Let $G$ be an infinite group. Let $X,Y$ be two sets on which $G$ acts freely.
(An action of a group $G$ on a set $X$ is called free iff $G_x:=\{g\in G : gx=x\}$ is singleton for every $x\in X$ ).
If $X$ and $Y$ are bijective as sets and $|X| >|G|$ , then is there a bijection $f: X \to Y$ such that $f(gx)=gf(x), \forall g\in G, \forall x\in X$ ?
On
Here's a counterexample: $$G = \mathbb{Z}$$ $$X = \mathbb{Z}$$ $$Y = \frac{1}{2} \mathbb{Z} = \{\frac{p}{2q} \mid p,q \in \mathbb{Z}, q \ne 0\}$$ and the action of $G$ on both sets is simply addition: $$n \cdot x = n + x \quad\text{for all $x \in X$} $$ $$n \cdot y = n + y \quad\text{for all $y \in Y$} $$ Perhaps you have overlooked the concept of transitivity of the action: $G$ acts transitively on $X$ but not on $Y$.
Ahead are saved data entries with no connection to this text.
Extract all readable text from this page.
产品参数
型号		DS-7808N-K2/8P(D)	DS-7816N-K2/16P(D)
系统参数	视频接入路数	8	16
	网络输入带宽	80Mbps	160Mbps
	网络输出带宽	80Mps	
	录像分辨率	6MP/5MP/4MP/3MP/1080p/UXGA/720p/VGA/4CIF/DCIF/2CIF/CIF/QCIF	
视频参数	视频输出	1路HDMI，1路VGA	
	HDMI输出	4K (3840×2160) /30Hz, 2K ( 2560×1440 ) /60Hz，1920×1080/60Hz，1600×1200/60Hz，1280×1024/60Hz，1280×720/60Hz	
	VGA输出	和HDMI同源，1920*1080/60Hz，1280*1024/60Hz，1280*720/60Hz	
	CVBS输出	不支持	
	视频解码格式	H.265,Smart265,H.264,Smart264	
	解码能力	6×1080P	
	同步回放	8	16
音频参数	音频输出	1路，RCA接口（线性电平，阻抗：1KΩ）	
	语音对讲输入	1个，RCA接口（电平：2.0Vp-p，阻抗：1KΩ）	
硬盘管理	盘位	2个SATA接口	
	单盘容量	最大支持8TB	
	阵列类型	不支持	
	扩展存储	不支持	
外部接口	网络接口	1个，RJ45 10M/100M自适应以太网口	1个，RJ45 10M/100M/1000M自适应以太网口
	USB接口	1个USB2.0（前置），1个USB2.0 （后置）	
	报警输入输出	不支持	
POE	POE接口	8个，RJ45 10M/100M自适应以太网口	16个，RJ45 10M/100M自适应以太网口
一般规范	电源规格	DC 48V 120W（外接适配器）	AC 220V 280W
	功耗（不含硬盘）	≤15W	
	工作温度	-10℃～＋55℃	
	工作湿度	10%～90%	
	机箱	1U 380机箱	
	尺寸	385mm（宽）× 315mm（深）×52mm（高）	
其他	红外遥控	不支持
Still no - consider $\mathbb{Z}$ acting on $\mathbb{Q}$ by translation versus $\mathbb{Z}$ acting on $\mathbb{Z}$ by translation.
The obstacle is the number of orbits. Specifically, if $G$ acts on $X, Y$ freely and there are the same number of orbits in each case, then there is an action-preserving bijection between $X$ and $Y$; but if the number of orbits is different, then there isn't. The point is that the cardinality of the sets isn't enough information in general to determine the number of orbits. (I give more details at my answer to your other question.)
The answer to your edited question is yes. If $G$ acts on $X$, and $X$ is infinite and of cardinality $>\vert G\vert$, then the number of orbits is exactly $\vert X\vert$. This follows from a quick exercise in cardinal arithmetic: that $\kappa\times\lambda=\max\{\kappa,\lambda\}$ for $\kappa,\lambda$ infinite cardinals.
Now by the above,this means that if $G$ acts freely on infinite sets of cardinality $>\vert G\vert$, those sets are in action-preserving bijection.
Note that at no point does $G$ need to be infinite!